A winter's day in the mid 1990s.

A winter's day in the mid 1990s.

I wrote this piece about four years ago while on a workshop in Antarctica.

It’s for the parents out there.

Earlier today I was thinking of the beautiful, sunny, summer afternoon 17 year ago in Croton-On-Hudson, NY. My neighbor, Earl, and I were teaching my 6-year-old son, Marco, how to ride a two-wheel bike. The training wheels were set neatly on the curb next to the tools that we used to remove them. I thought for a moment about how important these training wheels were for Marco at one point in is life, but no longer.

Marco was a bit nervous as I ran with him and pushed him down the street at what I am surely seemed to him like 80 miles an hour. He wobbled for a bit, almost lost his balance, but then rode almost straight as an arrow to the end of the street. He swung around. His beaming smile looking back at us said it all: You let go and I did it!

Of course, I had tears in my eyes. They were tears of joy – shed because I was so proud of Marco, and because I knew that it was the beginning of the letting go process – a process that lasts a lifetime. It’s a process that’s filled with happiness, pure joy and a touch of sadness.
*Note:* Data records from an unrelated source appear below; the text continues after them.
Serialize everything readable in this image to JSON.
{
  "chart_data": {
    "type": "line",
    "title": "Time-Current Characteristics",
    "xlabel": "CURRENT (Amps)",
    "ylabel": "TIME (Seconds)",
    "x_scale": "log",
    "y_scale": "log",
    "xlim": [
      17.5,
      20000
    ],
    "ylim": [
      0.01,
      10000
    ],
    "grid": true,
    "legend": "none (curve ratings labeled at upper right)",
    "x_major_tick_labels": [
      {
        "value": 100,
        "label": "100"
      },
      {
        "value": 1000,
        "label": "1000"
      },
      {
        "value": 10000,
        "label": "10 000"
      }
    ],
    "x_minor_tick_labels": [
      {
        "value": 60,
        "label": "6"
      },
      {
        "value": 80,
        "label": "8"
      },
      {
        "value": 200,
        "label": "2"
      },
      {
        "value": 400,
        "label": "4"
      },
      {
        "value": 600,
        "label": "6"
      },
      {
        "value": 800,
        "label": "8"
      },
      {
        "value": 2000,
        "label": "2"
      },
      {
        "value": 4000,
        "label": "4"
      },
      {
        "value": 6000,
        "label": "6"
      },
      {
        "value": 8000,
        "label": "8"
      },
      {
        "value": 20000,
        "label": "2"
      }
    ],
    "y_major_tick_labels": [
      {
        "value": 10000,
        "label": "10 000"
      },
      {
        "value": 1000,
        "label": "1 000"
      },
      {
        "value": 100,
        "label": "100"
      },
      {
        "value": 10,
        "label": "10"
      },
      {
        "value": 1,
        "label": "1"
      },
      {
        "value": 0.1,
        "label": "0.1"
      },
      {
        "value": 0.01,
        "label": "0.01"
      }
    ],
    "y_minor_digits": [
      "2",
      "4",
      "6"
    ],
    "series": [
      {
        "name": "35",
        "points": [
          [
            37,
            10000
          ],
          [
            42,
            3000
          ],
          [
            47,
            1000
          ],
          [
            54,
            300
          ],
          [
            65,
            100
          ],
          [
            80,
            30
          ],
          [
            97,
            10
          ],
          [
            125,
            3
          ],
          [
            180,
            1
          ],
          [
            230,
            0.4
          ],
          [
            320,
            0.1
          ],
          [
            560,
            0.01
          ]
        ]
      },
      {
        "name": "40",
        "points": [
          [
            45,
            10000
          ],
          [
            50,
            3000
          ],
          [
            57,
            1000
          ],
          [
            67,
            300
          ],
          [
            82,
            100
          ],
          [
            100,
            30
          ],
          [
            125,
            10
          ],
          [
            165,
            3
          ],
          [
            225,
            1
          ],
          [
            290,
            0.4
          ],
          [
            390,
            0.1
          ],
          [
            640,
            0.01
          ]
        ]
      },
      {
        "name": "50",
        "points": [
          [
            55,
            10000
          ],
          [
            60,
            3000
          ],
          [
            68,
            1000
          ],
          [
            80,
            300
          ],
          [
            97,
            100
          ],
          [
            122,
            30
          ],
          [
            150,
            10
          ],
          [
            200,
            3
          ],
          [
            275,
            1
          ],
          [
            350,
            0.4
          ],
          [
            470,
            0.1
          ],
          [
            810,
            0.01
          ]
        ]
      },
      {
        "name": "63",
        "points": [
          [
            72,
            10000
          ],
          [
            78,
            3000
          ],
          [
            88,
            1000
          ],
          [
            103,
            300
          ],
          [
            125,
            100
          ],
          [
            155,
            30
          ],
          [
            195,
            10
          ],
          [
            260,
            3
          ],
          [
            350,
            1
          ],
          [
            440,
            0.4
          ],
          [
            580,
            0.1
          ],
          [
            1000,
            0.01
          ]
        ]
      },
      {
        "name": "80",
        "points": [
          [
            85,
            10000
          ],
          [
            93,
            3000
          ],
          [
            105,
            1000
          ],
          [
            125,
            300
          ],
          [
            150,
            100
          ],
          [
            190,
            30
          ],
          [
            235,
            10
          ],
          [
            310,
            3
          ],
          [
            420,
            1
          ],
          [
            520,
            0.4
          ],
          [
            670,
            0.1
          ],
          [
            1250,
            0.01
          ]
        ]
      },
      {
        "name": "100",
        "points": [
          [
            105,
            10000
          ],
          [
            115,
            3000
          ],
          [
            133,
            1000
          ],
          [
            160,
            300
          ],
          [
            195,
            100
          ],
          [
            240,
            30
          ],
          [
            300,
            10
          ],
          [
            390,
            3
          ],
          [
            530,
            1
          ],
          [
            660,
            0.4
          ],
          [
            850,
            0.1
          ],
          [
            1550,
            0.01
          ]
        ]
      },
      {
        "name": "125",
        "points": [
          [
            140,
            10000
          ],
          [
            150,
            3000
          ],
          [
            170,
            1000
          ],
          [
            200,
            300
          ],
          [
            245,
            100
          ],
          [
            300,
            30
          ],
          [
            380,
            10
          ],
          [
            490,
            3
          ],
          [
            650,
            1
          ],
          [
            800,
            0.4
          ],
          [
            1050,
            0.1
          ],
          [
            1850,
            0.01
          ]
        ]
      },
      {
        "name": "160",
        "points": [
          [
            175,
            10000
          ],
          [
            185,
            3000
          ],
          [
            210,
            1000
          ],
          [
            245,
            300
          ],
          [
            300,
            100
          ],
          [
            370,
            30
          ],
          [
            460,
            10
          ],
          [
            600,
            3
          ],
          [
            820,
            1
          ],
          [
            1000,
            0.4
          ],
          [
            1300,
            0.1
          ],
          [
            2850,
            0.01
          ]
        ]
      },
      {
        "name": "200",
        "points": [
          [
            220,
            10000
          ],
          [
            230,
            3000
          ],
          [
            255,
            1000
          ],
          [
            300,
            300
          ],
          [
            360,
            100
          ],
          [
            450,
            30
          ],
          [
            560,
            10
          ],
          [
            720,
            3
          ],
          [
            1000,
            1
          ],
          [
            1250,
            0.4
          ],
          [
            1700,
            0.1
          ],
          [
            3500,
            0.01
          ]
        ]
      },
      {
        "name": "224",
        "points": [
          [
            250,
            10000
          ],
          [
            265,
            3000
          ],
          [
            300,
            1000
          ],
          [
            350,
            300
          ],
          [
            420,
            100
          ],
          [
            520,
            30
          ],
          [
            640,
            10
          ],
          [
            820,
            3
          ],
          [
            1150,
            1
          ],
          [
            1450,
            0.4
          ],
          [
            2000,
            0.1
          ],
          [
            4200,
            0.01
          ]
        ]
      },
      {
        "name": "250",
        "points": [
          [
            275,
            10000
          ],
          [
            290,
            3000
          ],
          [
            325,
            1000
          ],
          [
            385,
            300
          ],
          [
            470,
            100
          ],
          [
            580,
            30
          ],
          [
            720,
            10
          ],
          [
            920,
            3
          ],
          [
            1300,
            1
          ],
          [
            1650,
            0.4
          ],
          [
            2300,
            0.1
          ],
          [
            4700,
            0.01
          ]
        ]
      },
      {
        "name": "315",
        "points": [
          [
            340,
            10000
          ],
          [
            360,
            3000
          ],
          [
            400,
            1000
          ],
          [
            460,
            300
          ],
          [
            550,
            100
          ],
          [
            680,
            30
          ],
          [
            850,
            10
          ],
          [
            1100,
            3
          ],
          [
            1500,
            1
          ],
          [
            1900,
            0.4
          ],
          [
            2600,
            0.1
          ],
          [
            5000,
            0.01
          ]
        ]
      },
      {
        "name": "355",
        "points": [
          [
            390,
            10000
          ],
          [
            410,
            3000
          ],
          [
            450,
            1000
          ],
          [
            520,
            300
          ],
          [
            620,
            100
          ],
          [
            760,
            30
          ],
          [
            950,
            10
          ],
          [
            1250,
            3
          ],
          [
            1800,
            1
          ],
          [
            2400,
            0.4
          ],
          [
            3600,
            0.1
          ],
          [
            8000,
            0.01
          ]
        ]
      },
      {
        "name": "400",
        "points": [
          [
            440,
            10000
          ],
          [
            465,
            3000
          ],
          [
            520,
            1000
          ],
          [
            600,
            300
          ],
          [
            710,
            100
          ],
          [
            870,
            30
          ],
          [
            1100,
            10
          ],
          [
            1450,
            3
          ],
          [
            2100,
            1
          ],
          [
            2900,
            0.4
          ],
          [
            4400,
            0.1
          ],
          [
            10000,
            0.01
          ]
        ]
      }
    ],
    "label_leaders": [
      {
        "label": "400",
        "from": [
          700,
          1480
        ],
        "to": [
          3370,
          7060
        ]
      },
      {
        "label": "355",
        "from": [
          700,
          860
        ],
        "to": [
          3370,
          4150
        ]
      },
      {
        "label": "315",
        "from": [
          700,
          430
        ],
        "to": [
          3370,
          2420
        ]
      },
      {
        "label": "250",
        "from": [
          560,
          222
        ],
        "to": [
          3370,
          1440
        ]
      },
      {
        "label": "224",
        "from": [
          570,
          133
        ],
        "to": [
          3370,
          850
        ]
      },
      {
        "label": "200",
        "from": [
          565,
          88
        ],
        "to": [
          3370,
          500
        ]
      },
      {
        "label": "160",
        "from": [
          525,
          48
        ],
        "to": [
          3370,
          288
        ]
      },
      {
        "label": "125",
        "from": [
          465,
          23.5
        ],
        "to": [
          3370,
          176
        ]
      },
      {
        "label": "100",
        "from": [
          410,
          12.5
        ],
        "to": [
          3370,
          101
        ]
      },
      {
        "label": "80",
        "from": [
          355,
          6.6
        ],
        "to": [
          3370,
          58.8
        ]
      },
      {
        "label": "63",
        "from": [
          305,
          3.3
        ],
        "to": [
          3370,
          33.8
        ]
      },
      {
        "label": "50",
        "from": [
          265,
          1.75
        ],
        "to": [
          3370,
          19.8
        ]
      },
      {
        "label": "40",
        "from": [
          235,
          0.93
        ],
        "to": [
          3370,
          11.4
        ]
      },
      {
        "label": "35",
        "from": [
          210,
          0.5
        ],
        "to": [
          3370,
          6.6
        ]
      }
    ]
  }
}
Letting go of Marco when my wife and I dropped him off at summer camp when he was 10 was never easy for any of us. The first year we all had tears in our eyes when Marco ran off to find his friends. When we picked him up two weeks later, he ran to us as fast as humanly possible. The second year drop-off was also emotional for all of us, but when we picked up Marco, his pace was a bit slower, as he slowly waved goodbye to his new friends.

Another major letting go experience happened when we sold Marco our old car when he was 16. I remember him turning around the Honda Civic Hybrid in our driveway and pulling away – waving to me to seemingly say, “I’ll be OK dad, you will be OK, too.” Or put another way, “You’re letting go, I can do it!”

Of course there were many more “letting go” moments – first band practice, first snowboarding trip, first late-night get-together at the local diner, first drive to see a girlfriend.

There will be many more to come.

For a long time I have been thinking about why letting to is so hard for me. My guess is that I cherish each and every moment and experience with Marco so very much, that when it will be my time to let go, for the last time, I wonder what I will say to Marco. Probably, something like this: We all have to let go sometime, buddy. You did it, now it’s my turn. That’s for practicing with me.